Auch andere geladene Autoren und Publizisten zeigten sich erfreut über das große Publikumsinteresse. Einige sprachen von einer „Zeitenwende“ und einem „Befreiungsschlag“. Das Publikum selbst wirkte laut MDR-Reportern sehr zufrieden mit den Themen und der Stimmung auf der Messe. So gab es zum Beispiel immer wieder Applaus, wenn vom „widerständigen“ oder „unbeugsamen“ Osten die Rede war.
„Rechtsextreme fühlten sich sicher“
Der freie Reporter Thomas Datt, der immer wieder über rechte Veranstaltungen und rechtsextreme Netzwerke berichtet, war für MDR KULTUR vor Ort. Er erzählte von mehreren rechtsextremen Akteuren, die auf der „Seitenwechsel“-Büchermesse aufgetreten sind.

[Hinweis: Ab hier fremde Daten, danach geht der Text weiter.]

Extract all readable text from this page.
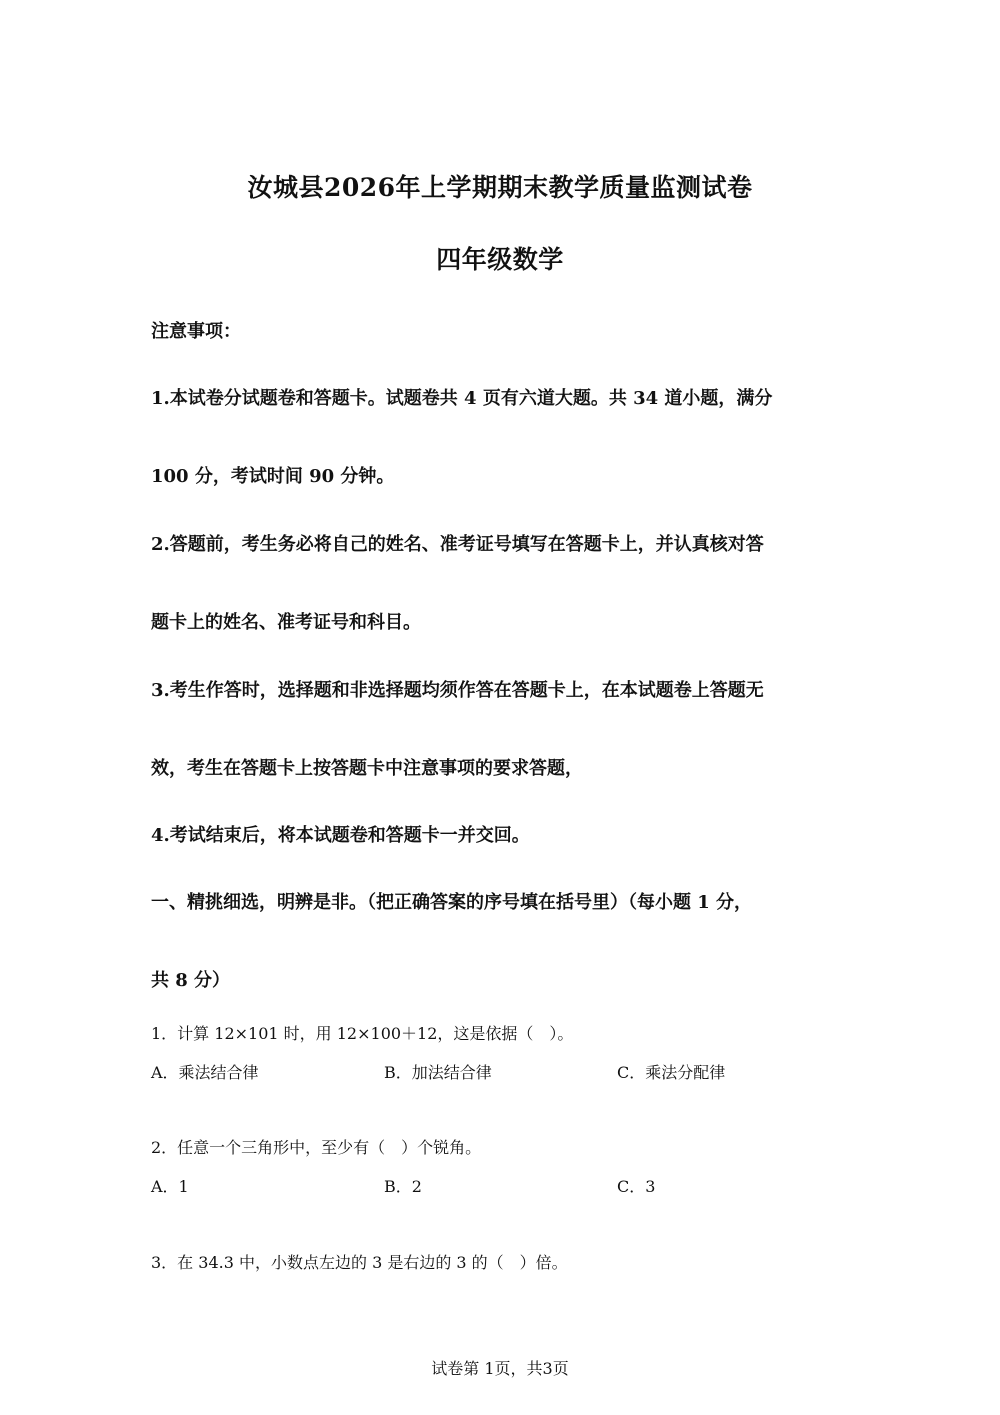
汝城县2026年上学期期末教学质量监测试卷
四年级数学
注意事项：
1.本试卷分试题卷和答题卡。试题卷共 4 页有六道大题。共 34 道小题，满分
100 分，考试时间 90 分钟。
2.答题前，考生务必将自己的姓名、准考证号填写在答题卡上，并认真核对答
题卡上的姓名、准考证号和科目。
3.考生作答时，选择题和非选择题均须作答在答题卡上，在本试题卷上答题无
效，考生在答题卡上按答题卡中注意事项的要求答题，
4.考试结束后，将本试题卷和答题卡一并交回。
一、精挑细选，明辨是非。（把正确答案的序号填在括号里）（每小题 1 分，
共 8 分）
1．计算 12×101 时，用 12×100＋12，这是依据（　）。
A．乘法结合律	B．加法结合律	C．乘法分配律
2．任意一个三角形中，至少有（　）个锐角。
A．1	B．2	C．3
3．在 34.3 中，小数点左边的 3 是右边的 3 的（　）倍。
试卷第 1页，共3页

Darunter war die Partei „Freie Sachsen“, die vom sächsischen Verfassungsschutz als „rechtsextreme Gruppierung mit verfassungsfeindlichen Bestrebungen“ eingestuft wird. Außerdem habe der rechtsextreme Anwalt Dubravko Mandic, der auch eine Kanzlei in Leipzig unterhält, einen eigenen Stand gehabt, an dem unter anderem eine Checkliste für Verhalten bei Hausdurchsuchungen verteilt worden sei. Daneben sichtete Datt Akteure der „Identitären Bewegung“ und der ehemaligen AfD-Jugendorganisation „Junge Alternative“ sowie AfD-Politiker.
Rechtsextreme fühlten sich sicher. Für sie war es wie ein Heimspiel.
Thomas Datt, MDR-Reporter
Szenetypische Kleidung war laut Datt eher die Ausnahme. Den Einschätzungen des Journalisten zufolge besuchten auffällig viele Frauen die Veranstaltung, mehr als bei herkömmlichen Szenetreffs oder Demonstrationen. Datts Fazit: „Rechtsextreme fühlten sich sicher. Für sie war es wie ein Heimspiel – nur, dass das Publikum nicht mehr nur aus ihren Kameraden bestand, sondern auch aus mittelalten, konservativen Ehepaaren.“
„Seitenwechsel“-Organisatorin sieht sich im „Endkampf“
„Seitenwechsel“ wurde von der Dresdner Buchhändlerin und Verlegerin Susanne Dagen veranstaltet. Dagen, die als kulturpolitische Sprecherin der AfD-Fraktion im Dresdner Stadtrat sitzt, hatte die Veranstaltung als „geistige Notwehr“ bezeichnet, da aus ihrer Sicht vor allem die großen Buchmessen in Frankfurt und Leipzig in den vergangenen Jahren „politisch immer enger“ geworden seien. Schon diese Ankündigung brachte große mediale Aufmerksamkeit mit sich.